Human interaction is part of our everyday life, and avoiding it is not only about not going to parties. Professional networking plays such an important role nowadays that not being able to cope with social situations can potentially hinder your career.

‘What if they don’t like me?’, ‘What if they think I am boring?’, ‘What if I say the wrong thing?’. Nobody wants to be rejected, and for people who suffer from social anxiety, the prospect of walking up to someone for no other reason than striking up a conversation is about the most stressful thing.

Although you will have to address the underlying reasons why you feel so worried about conversations, here is, in the meanwhile, some practical advice which can help you.

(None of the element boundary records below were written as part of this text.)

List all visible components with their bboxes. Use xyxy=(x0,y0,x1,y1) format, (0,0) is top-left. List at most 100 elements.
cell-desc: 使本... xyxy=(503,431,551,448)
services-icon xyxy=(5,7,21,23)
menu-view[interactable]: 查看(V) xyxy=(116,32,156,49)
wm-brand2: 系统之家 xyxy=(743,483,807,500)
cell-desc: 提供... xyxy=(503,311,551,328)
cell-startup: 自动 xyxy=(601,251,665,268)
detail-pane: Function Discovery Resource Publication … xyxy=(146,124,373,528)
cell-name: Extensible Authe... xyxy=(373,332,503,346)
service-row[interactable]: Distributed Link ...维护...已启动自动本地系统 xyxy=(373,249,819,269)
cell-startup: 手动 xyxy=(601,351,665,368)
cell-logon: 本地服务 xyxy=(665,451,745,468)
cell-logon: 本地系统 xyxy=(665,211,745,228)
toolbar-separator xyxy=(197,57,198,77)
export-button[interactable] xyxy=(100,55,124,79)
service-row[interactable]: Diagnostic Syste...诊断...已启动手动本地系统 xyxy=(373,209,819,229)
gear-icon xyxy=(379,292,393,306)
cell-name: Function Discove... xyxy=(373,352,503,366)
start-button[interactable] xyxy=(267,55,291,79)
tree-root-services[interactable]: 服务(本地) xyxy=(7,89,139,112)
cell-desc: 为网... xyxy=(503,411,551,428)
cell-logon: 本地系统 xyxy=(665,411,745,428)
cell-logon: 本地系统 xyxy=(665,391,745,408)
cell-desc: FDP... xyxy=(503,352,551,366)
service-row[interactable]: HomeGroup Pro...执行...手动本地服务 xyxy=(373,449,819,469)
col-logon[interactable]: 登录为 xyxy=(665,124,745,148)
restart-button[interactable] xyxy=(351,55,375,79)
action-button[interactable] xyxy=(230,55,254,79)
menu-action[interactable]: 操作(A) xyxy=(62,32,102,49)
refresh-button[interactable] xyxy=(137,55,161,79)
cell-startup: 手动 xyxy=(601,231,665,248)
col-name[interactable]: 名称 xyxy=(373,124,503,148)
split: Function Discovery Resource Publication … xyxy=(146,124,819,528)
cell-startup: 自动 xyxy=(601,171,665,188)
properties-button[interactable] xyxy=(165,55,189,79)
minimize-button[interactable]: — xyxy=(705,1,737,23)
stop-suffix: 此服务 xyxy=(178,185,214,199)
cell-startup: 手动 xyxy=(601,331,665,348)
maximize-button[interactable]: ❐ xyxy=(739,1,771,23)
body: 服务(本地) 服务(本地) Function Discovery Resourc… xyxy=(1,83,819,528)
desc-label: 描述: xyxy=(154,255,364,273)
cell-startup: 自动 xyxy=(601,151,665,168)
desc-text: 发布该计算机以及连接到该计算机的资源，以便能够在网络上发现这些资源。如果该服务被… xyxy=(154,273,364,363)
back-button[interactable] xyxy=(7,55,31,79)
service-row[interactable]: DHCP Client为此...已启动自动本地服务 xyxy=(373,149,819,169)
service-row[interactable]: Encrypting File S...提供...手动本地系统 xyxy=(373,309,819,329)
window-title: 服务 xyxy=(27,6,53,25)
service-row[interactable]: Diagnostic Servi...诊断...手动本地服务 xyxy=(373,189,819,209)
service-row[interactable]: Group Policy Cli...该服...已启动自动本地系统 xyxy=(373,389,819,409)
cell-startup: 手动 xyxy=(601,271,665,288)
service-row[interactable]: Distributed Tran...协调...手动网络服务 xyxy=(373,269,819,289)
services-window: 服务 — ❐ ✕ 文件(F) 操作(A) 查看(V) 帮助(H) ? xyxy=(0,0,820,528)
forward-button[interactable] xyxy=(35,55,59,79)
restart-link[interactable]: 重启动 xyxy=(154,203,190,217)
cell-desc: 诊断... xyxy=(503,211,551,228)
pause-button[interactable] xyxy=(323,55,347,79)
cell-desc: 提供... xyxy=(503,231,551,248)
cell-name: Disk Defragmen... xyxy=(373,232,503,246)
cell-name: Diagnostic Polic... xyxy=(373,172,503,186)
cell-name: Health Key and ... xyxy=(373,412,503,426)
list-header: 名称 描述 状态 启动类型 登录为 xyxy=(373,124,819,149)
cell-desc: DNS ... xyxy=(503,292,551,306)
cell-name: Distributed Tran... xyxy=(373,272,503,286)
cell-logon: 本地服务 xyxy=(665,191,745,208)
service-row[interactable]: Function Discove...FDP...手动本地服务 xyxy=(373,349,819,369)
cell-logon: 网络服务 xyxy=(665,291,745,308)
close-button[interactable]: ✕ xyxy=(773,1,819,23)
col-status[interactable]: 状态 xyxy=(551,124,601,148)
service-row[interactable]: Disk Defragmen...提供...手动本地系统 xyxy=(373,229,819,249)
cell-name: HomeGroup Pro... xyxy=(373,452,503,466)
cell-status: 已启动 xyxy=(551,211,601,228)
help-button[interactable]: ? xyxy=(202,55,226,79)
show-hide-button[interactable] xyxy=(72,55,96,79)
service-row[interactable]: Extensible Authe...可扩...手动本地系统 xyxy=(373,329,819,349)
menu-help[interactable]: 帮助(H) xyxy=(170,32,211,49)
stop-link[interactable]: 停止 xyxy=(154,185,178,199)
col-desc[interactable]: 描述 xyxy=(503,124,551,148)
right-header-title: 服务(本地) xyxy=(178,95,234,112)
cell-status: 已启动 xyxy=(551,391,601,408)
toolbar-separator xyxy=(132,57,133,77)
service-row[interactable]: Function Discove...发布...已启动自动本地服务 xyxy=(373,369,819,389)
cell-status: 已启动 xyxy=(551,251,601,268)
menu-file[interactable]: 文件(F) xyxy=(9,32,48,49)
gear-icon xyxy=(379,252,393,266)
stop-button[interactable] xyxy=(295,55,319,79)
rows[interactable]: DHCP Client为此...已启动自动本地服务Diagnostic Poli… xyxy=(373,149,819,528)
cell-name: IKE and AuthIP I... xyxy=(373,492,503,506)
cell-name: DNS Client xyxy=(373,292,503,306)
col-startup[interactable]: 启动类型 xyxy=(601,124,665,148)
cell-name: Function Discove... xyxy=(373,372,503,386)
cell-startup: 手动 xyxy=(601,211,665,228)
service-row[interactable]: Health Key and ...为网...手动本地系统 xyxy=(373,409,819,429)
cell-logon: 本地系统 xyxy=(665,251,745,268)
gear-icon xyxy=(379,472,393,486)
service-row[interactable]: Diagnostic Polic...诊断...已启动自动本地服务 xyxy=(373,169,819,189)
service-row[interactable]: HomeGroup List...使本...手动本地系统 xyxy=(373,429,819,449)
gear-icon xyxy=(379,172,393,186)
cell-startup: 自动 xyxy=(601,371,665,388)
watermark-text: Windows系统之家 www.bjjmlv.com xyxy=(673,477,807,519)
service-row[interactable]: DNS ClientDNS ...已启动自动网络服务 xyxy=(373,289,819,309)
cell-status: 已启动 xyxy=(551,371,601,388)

Social Anxiety Conversation Skills Tips

  • If you are suffering from social anxiety, conversation planning will provide you with a safety net by removing the pressure of having to think of something on the spot when you are already nervous. It doesn’t have to be complicated, a simple ‘Hi, My name is…’,’Did you have to travel far?’, ‘How was your day?’ will be absolutely fine.
  • You may find that talking while sharing an activity with someone is more manageable as silences won’t feel as awkward.
  • Remember that you are not responsible for carrying all of the conversation. You may have started it, but after that, it is as much up to your partner to make it work.  
  • If you are affected by social anxiety, conversation topics may seem hard to come by. To keep the discussion going, you could mention a recent piece of news, ask your interlocutor about recent films they have watched, their jobs, etc… The key is not to sound as though you are interrogating them, and to ask open questions rather than yes/no questions which will give you little chance to find out more about the person you are talking to.
  • Knowing when to stop talking is also a useful skill! Conversations do come to an end naturally and this should be respected, so be mindful of verbal and non-verbal clues which signal that it is time to go and talk to someone else.

If a conversation doesn’t go as well as you would like, don’t take it personally. Remember that nobody is universally likeable or dislikeable, interesting or boring. The success of a social interaction has a lot to do with compatibility, shared interests and the indefinable chemistry between two people. If you have little in common with your conversation partner, not even the most seasoned conversationalist would manage more than a polite, reasonably short exchange. Just move on to the next person. As the old adage goes ‘A stranger is just a friend you haven’t met yet’.